For the past two years, we have been collecting data from a population-representative T2DM cohort balanced for disease severity, race/ethnicity, and sex. Crucially, the dataset will aim to have equal numbers of white, black, Asian-American, and Hispanic people to ensure that models trained on the dataset will hopefully be less biased. The data include a variety of multimodal images as well as wearable and environmental sensor data collected from remote settings.
Recently, we released an initial data set including 1,067 people. Our goal over the next two and a half years is to collect this data from a total of 4,000 subjects and make it publicly available for research. In order to do so, we first had to navigate a number of ethical considerations. For example, how do we make this data available to as many people as possible but also put in safeguards for how to share it without causing harm to the participants who were generous enough to donate their data for science?
To address this and other concerns, we developed a framework and custom portal that adopts some brand-new ideas that will make it more possible to share the data openly.
A critical first step was to clearly communicate the terms of the initiative for those choosing to participate. We created an informed consent agreement spelling out in great detail that some data would be shared publicly, but also that more sensitive data would only be shared under controlled access, requiring institutional agreements. The consent also explained that the data would be used for both non-profit and commercial entities, and that no profit would stream back to participants.

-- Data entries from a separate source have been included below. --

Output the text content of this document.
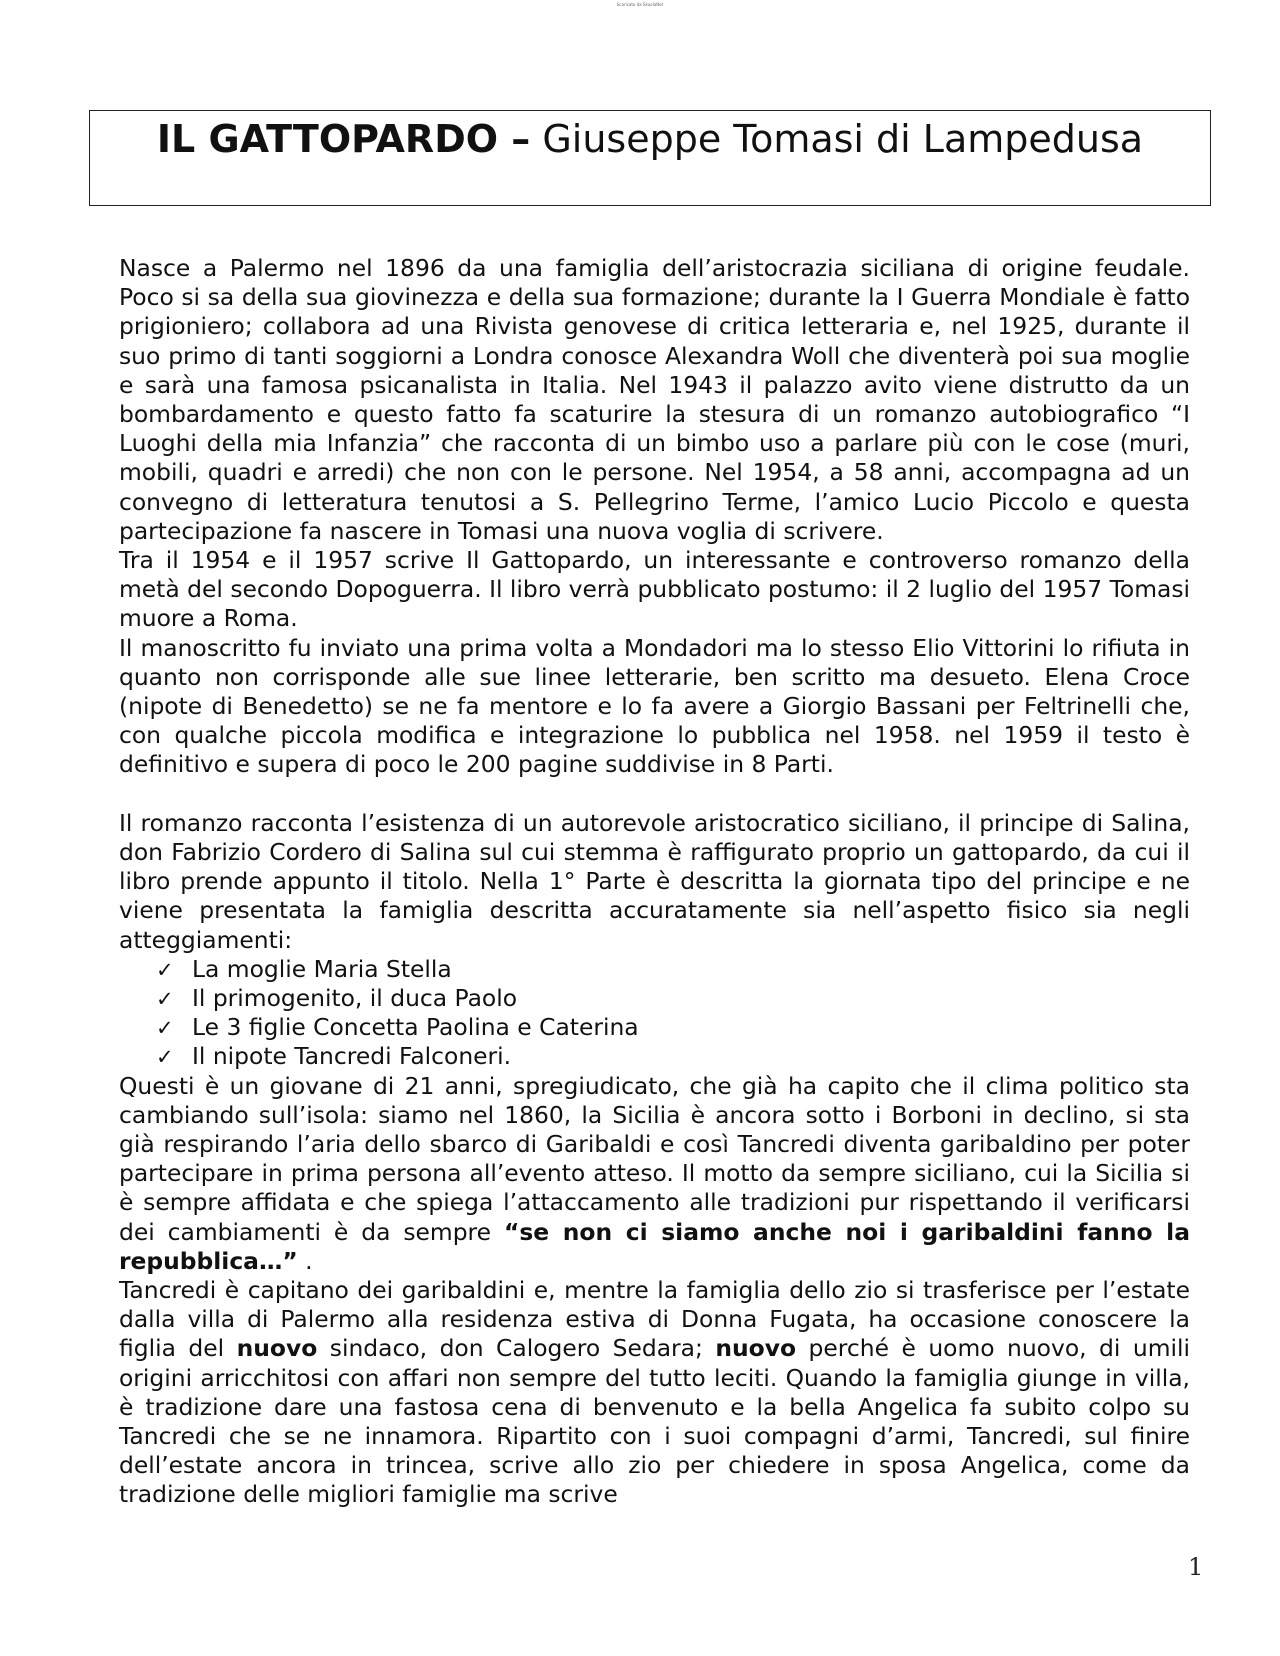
Scaricato da SkuolaNet
IL GATTOPARDO – Giuseppe Tomasi di Lampedusa

Nasce a Palermo nel 1896 da una famiglia dell’aristocrazia siciliana di origine feudale. Poco si sa della sua giovinezza e della sua formazione; durante la I Guerra Mondiale è fatto prigioniero; collabora ad una Rivista genovese di critica letteraria e, nel 1925, durante il suo primo di tanti soggiorni a Londra conosce Alexandra Woll che diventerà poi sua moglie e sarà una famosa psicanalista in Italia. Nel 1943 il palazzo avito viene distrutto da un bombardamento e questo fatto fa scaturire la stesura di un romanzo autobiografico “I Luoghi della mia Infanzia” che racconta di un bimbo uso a parlare più con le cose (muri, mobili, quadri e arredi) che non con le persone. Nel 1954, a 58 anni, accompagna ad un convegno di letteratura tenutosi a S. Pellegrino Terme, l’amico Lucio Piccolo e questa partecipazione fa nascere in Tomasi una nuova voglia di scrivere.

Tra il 1954 e il 1957 scrive Il Gattopardo, un interessante e controverso romanzo della metà del secondo Dopoguerra. Il libro verrà pubblicato postumo: il 2 luglio del 1957 Tomasi muore a Roma.

Il manoscritto fu inviato una prima volta a Mondadori ma lo stesso Elio Vittorini lo rifiuta in quanto non corrisponde alle sue linee letterarie, ben scritto ma desueto. Elena Croce (nipote di Benedetto) se ne fa mentore e lo fa avere a Giorgio Bassani per Feltrinelli che, con qualche piccola modifica e integrazione lo pubblica nel 1958. nel 1959 il testo è definitivo e supera di poco le 200 pagine suddivise in 8 Parti.

Il romanzo racconta l’esistenza di un autorevole aristocratico siciliano, il principe di Salina, don Fabrizio Cordero di Salina sul cui stemma è raffigurato proprio un gattopardo, da cui il libro prende appunto il titolo. Nella 1° Parte è descritta la giornata tipo del principe e ne viene presentata la famiglia descritta accuratamente sia nell’aspetto fisico sia negli atteggiamenti:

✓ La moglie Maria Stella
✓ Il primogenito, il duca Paolo
✓ Le 3 figlie Concetta Paolina e Caterina
✓ Il nipote Tancredi Falconeri.

Questi è un giovane di 21 anni, spregiudicato, che già ha capito che il clima politico sta cambiando sull’isola: siamo nel 1860, la Sicilia è ancora sotto i Borboni in declino, si sta già respirando l’aria dello sbarco di Garibaldi e così Tancredi diventa garibaldino per poter partecipare in prima persona all’evento atteso. Il motto da sempre siciliano, cui la Sicilia si è sempre affidata e che spiega l’attaccamento alle tradizioni pur rispettando il verificarsi dei cambiamenti è da sempre “se non ci siamo anche noi i garibaldini fanno la repubblica…” .

Tancredi è capitano dei garibaldini e, mentre la famiglia dello zio si trasferisce per l’estate dalla villa di Palermo alla residenza estiva di Donna Fugata, ha occasione conoscere la figlia del nuovo sindaco, don Calogero Sedara; nuovo perché è uomo nuovo, di umili origini arricchitosi con affari non sempre del tutto leciti. Quando la famiglia giunge in villa, è tradizione dare una fastosa cena di benvenuto e la bella Angelica fa subito colpo su Tancredi che se ne innamora. Ripartito con i suoi compagni d’armi, Tancredi, sul finire dell’estate ancora in trincea, scrive allo zio per chiedere in sposa Angelica, come da tradizione delle migliori famiglie ma scrive

1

Recognizing how rapidly technology evolves, we also acknowledged that, based on our understanding of the current technology, we believe it is safe to share this data, but it is possible that this could change in the future.

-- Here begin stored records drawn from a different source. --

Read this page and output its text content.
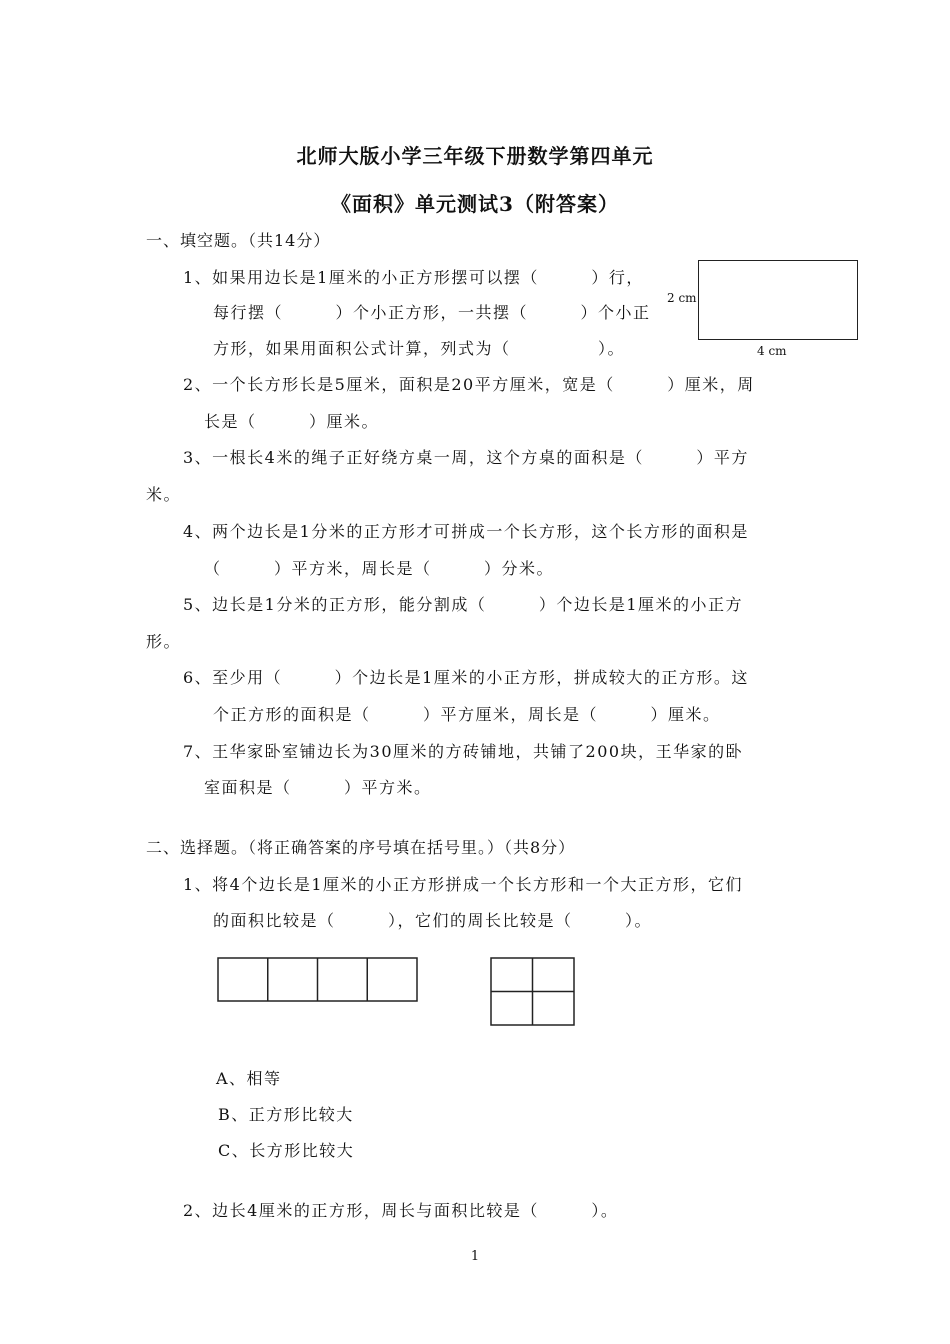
北师大版小学三年级下册数学第四单元
《面积》单元测试3（附答案）
一、填空题。（共14分）
1、如果用边长是1厘米的小正方形摆可以摆（　　　）行，
每行摆（　　　）个小正方形，一共摆（　　　）个小正
方形，如果用面积公式计算，列式为（　　　　　）。
2 cm
4 cm
2、一个长方形长是5厘米，面积是20平方厘米，宽是（　　　）厘米，周
长是（　　　）厘米。
3、一根长4米的绳子正好绕方桌一周，这个方桌的面积是（　　　）平方
米。
4、两个边长是1分米的正方形才可拼成一个长方形，这个长方形的面积是
（　　　）平方米，周长是（　　　）分米。
5、边长是1分米的正方形，能分割成（　　　）个边长是1厘米的小正方
形。
6、至少用（　　　）个边长是1厘米的小正方形，拼成较大的正方形。这
个正方形的面积是（　　　）平方厘米，周长是（　　　）厘米。
7、王华家卧室铺边长为30厘米的方砖铺地，共铺了200块，王华家的卧
室面积是（　　　）平方米。
二、选择题。（将正确答案的序号填在括号里。）（共8分）
1、将4个边长是1厘米的小正方形拼成一个长方形和一个大正方形，它们
的面积比较是（　　　），它们的周长比较是（　　　）。
A、相等
B、正方形比较大
C、长方形比较大
2、边长4厘米的正方形，周长与面积比较是（　　　）。
1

For those who want to access the data, we developed a series of attestations that the user must type out character by character. These include agreements that the user will not attempt to reidentify anyone in the data set, use this data set to harm anyone, or copy the data set and make it available to other people without going through the data portal. We chose this approach instead of using long and complex legal agreements to help ensure that users actually read and understand the terms.
For participants and researchers who want to understand how the data is being used, we built a registry of all the things that people disclose they intend to do with the data set. This registry of purposed research plans is open for public view.
Licenses have existed for software for some time, including some specific to data. However, some of these, such as the creative commons license, are extremely permissible, so we didn’t feel comfortable applying them.Working with legal scholars, we created a brand-new license to put legal protections in place on what people can and cannot not do with this data set.3
For every person who requests data, we have an automated process that goes through and imbeds a unique digital signature in the files tied to that person’s identity. If the data set ends up online, indicating that someone violated the terms, the watermark allows us to pinpoint who shared that data. This measure is very new and experimental, but we are hopeful that it will allow for some accountability.
Our project and the strategies that we’ve put in place to ensure fair, equitable, and ethical access to the data may very well be the first of their kind, and we are hopeful that they will be part of the foundation that accelerates the field’s advancement.
Moving forward, the most important success factors for advancing the field of oculomics will be collaboration and coordination. The AI-READI project includes stakeholders across government, academics, research medicine, and industry. These types of initiatives, in which organizations work seamlessly together, are the best way to ensure that AI ultimately delivers what we believe it can – measurable, meaningful improvements in patient care.